SHANGRI-LA

Dans une station orbitale où vit l’humanité depuis que la Terre est devenue invivable, Mathieu Bablet développe une histoire explosive de dictature consumériste, de manipulations génétiques et de rébellion. Eblouissant.

Shangri-La, c’est d’abord un lieu clos imaginaire décrit par James Hilton dans son roman « Les horizons perdus » (1933), un havre de paix et de tranquillité entouré de paysages merveilleux. Le Shangri-La de Mathieu Bablet est une région inhospitalière de la planète Titan qui devrait bientôt accueillir le grand programme de Tianzhu Enterprises: créer à partir de rien une nouvelle espèce d’êtres humains particulièrement résistants. Cette multinationale régit la vie de l’humanité recluse dans une station spatiale depuis que la Terre est devenue invivable. Scott, quant à lui, est chargé d’enquêter sur de mystérieuses explosions survenues dans des stations-laboratoires.

Bel objet – un grand album de 224 pages à la couverture épaisse et au dos tissé – « Shangri-La » est aussi une saga de science-fiction éblouissante. Il faut dire que Mathieu Bablet est l’auteur du fascinant diptyque « Adrastée », incroyable voyage du roi immortel d’Hyperborée qui voulait comprendre pourquoi il n’a pas le droit de mourir, justement réédité en intégrale en septembre dernier. Ici l’environnement est totalement différent mais pas moins magnifique. Le trait est minutieux, la station décrite sous tous les angles à grands renforts de détails architecturaux, tels ces logements à l’espace ultra optimisé des habitants, ces couloirs sans fin ou ces ascenseurs vertigineux. Dans cette froide station métallique qui ne voit jamais la lumière naturelle, l’auteur use d’une bichromie variant en fonction des séquences. Tous ces espaces confinés tranchent avec les illustrations pleine page dans l’espace qui en mettent plein les yeux.
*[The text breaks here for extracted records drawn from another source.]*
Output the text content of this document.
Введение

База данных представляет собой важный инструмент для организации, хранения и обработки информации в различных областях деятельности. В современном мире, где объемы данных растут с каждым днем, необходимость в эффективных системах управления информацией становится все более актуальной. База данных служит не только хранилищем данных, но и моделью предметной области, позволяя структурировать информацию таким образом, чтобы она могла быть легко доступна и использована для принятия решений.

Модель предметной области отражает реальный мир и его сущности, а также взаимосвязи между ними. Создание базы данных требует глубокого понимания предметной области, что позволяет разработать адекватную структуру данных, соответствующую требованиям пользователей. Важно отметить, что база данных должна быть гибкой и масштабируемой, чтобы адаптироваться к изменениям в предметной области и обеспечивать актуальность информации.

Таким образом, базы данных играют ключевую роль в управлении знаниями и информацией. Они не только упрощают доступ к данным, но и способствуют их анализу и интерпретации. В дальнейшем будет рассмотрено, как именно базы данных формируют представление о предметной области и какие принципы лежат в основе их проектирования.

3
Certes, les thèmes développés sont ceux de la SF classique: consumérisme à outrance, absence de libertés individuelles, manipulation génétique, animoïdes (créatures mi-humaines, mi-animales douées de raison et de parole) et désir de rébellion de certains. On pense au « Meilleur des mondes », à « 1984 », à « Soleil vert », etc… Le discours écologiste est là tout comme la violente diatribe contre cette humanité qui ne tire jamais les leçons de ses erreurs et ne cesse de se prendre pour Dieu, tout comme aussi ce terrible constat que l’Homme a besoin d’être contrôlé, dirigé en permanence. Alors oui, l’univers de « Shangri-La » n’est pas particulièrement révolutionnaire, les différentes thématiques ne sont pas forcément amenées avec une grande finesse, mais il est si bien construit, si cohérent et les personnages principaux sont si attachants qu’on se retrouve happé de la première à la dernière page. L’Association des critiques et journalistes de bande dessinée (ACBD) ne s’y est pas trompée puisque l’album figure parmi les cinq finalistes pour le Grand Prix de la critique 2017 qui sera annoncé le 28 novembre 2016.

Dessin et scénario: Mathieu Bablet – Editeur: Ankama/Label 619 – Prix: 19,90 euros.